The fraction of deposits kept as Cash Reserves by the commercial banks...
Definition of CRR
The Cash Reserve Ratio (CRR) is the fraction of deposits that commercial banks keep as reserves with themselves, either in cash or as deposits with the RBI. It is a monetary policy tool used by the central bank to regulate the money supply in the economy.
Importance of CRR
The CRR is an important tool for the RBI to regulate liquidity in the economy. By increasing the CRR, the RBI reduces the amount of money that commercial banks can lend, thereby reducing the money supply in the economy. Similarly, by decreasing the CRR, the RBI increases the amount of money that commercial banks can lend, thereby increasing the money supply in the economy.
Impact of CRR
The impact of CRR on the economy is significant. If the CRR is high, banks will have less money to lend, which can lead to a decrease in economic growth. On the other hand, if the CRR is low, banks will have more money to lend, which can lead to inflation.
Conclusion
In conclusion, the CRR is an important tool for the RBI to regulate the money supply in the economy.
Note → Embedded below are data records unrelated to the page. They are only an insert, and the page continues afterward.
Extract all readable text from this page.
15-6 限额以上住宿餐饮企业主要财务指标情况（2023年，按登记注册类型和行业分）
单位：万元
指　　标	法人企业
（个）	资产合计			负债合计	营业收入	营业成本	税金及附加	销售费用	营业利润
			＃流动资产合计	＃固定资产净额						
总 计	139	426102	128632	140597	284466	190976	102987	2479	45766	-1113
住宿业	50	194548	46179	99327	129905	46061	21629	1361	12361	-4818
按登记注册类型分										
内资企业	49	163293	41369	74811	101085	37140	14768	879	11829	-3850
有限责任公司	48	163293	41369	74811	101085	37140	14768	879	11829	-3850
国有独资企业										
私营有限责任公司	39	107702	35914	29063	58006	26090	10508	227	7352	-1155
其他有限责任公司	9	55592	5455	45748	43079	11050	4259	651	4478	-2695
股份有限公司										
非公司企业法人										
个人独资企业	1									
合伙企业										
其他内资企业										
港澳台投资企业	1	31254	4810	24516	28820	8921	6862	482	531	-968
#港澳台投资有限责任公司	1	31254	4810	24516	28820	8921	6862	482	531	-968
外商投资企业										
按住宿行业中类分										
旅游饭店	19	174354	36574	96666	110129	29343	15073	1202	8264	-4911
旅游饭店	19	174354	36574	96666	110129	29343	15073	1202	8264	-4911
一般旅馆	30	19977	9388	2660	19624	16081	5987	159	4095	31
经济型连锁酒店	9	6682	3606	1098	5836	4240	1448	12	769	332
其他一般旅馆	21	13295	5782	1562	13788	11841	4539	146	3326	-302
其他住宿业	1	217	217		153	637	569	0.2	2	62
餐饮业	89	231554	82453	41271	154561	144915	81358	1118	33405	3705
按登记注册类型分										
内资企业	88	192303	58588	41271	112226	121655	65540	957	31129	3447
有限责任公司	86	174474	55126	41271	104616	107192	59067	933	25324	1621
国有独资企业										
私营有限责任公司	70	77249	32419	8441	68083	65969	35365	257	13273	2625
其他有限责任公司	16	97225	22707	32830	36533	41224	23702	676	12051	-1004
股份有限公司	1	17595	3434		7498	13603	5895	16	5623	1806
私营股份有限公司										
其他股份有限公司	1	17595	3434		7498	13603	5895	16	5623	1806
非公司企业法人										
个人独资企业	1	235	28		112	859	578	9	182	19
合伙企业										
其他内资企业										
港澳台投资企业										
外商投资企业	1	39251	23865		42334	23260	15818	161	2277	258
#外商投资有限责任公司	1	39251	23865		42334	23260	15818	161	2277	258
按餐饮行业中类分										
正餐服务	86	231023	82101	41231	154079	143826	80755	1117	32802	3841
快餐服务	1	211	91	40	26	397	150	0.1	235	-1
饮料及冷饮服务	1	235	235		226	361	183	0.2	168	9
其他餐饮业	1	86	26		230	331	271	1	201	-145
It is the fraction of deposits that commercial banks keep as reserves with themselves, either in cash or as deposits with the RBI. The impact of CRR on the economy is significant, and it is important for the RBI to use this tool wisely to achieve its monetary policy objectives.
The fraction of deposits kept as Cash Reserves by the commercial banks...
Cash Reserve Ratio is a specified minimum fraction of the total deposits of customers, which commercial banks have to hold as reserves with the central bank.